Through much of his long life Alonso was a lawyer more than a churchman, remaining in minor orders rather than being ordained a priest. He entered the University of Lérida at age fourteen, staying to earn doctorates in canon and civil law and in time becoming a lecturer. At age thirty he was a respected and respectable academic—not a whiff of scandal was ever attached to his name—but still a deeply obscure provincial. He was not an intellectual in any true sense of the term, showing no interest in the revival of classical learning that was sweeping across Europe early in the fifteenth century. By all accounts he was honest, hardworking, and able, but one searches in vain for evidence of a colorful personality.

At age thirty-seven, doubtless because of his legal expertise and the appointment he held as a canon of the local cathedral, Borja was chosen
as the diocese of Lérida’s representative at the Council of Constance.

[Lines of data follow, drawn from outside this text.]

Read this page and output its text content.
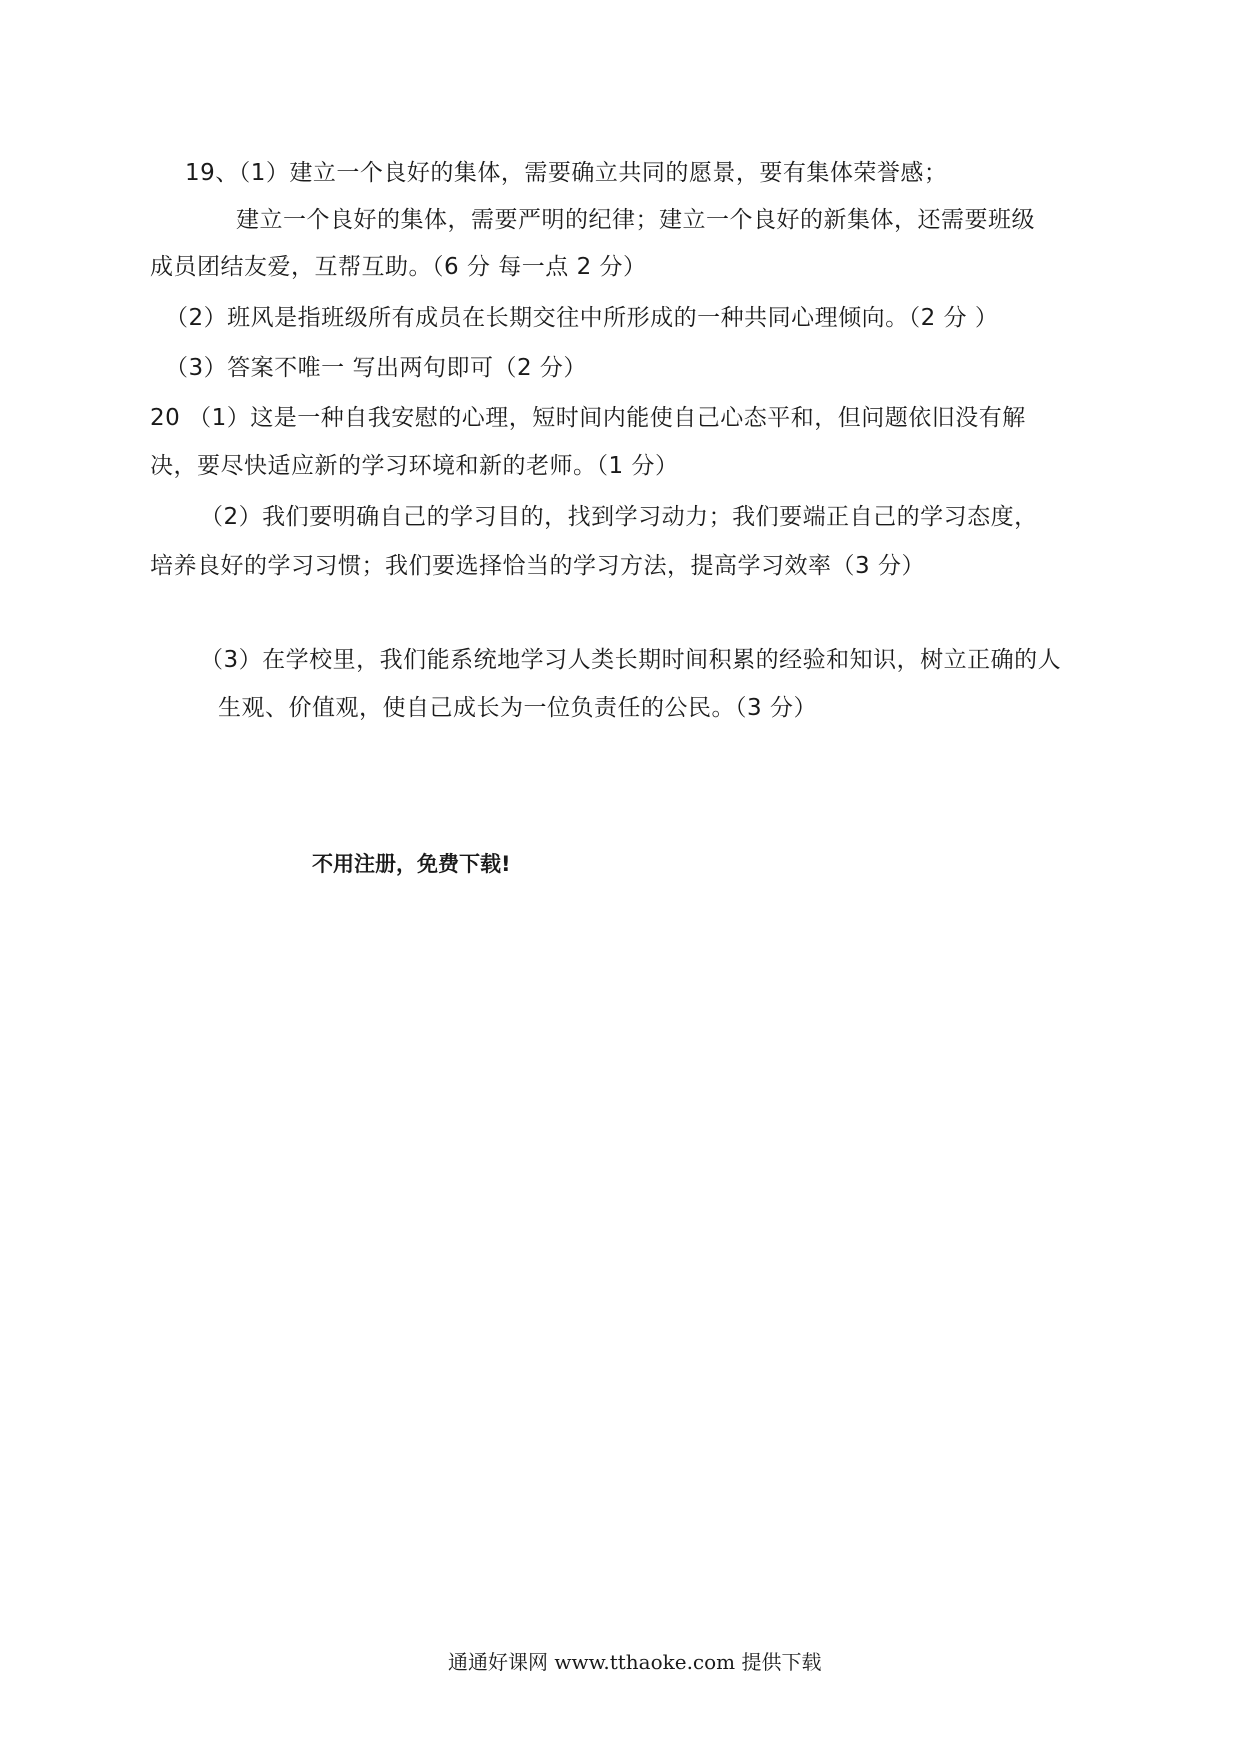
19、（1）建立一个良好的集体，需要确立共同的愿景，要有集体荣誉感；
建立一个良好的集体，需要严明的纪律；建立一个良好的新集体，还需要班级
成员团结友爱，互帮互助。（6 分 每一点 2 分）
（2）班风是指班级所有成员在长期交往中所形成的一种共同心理倾向。（2 分 ）
（3）答案不唯一 写出两句即可（2 分）
20 （1）这是一种自我安慰的心理，短时间内能使自己心态平和，但问题依旧没有解
决，要尽快适应新的学习环境和新的老师。（1 分）
（2）我们要明确自己的学习目的，找到学习动力；我们要端正自己的学习态度，
培养良好的学习习惯；我们要选择恰当的学习方法，提高学习效率（3 分）
（3）在学校里，我们能系统地学习人类长期时间积累的经验和知识，树立正确的人
生观、价值观，使自己成长为一位负责任的公民。（3 分）
不用注册，免费下载!
通通好课网 www.tthaoke.com 提供下载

This assembly of the Church had been convened mainly to deal with the Great Schism, the split in Western Christendom that had begun in 1378 with the almost simultaneous election of two competing popes. (Considering the importance that the schism would play in Borja’s life, it is an interesting coincidence that the two entered the world in the same year.) During the four years of its existence the council deposed two men judged to be “antipopes” because never legitimately elected, accepted the resignation of the claimant whose election was recognized as legitimate (he quit voluntarily in the interests of unity), and chose a single successor, the Colonna who became Martin V. This did not end the schism, however, because a Spaniard calling himself Benedict XIII refused to abandon his claim and was supported by the royal House of Aragon.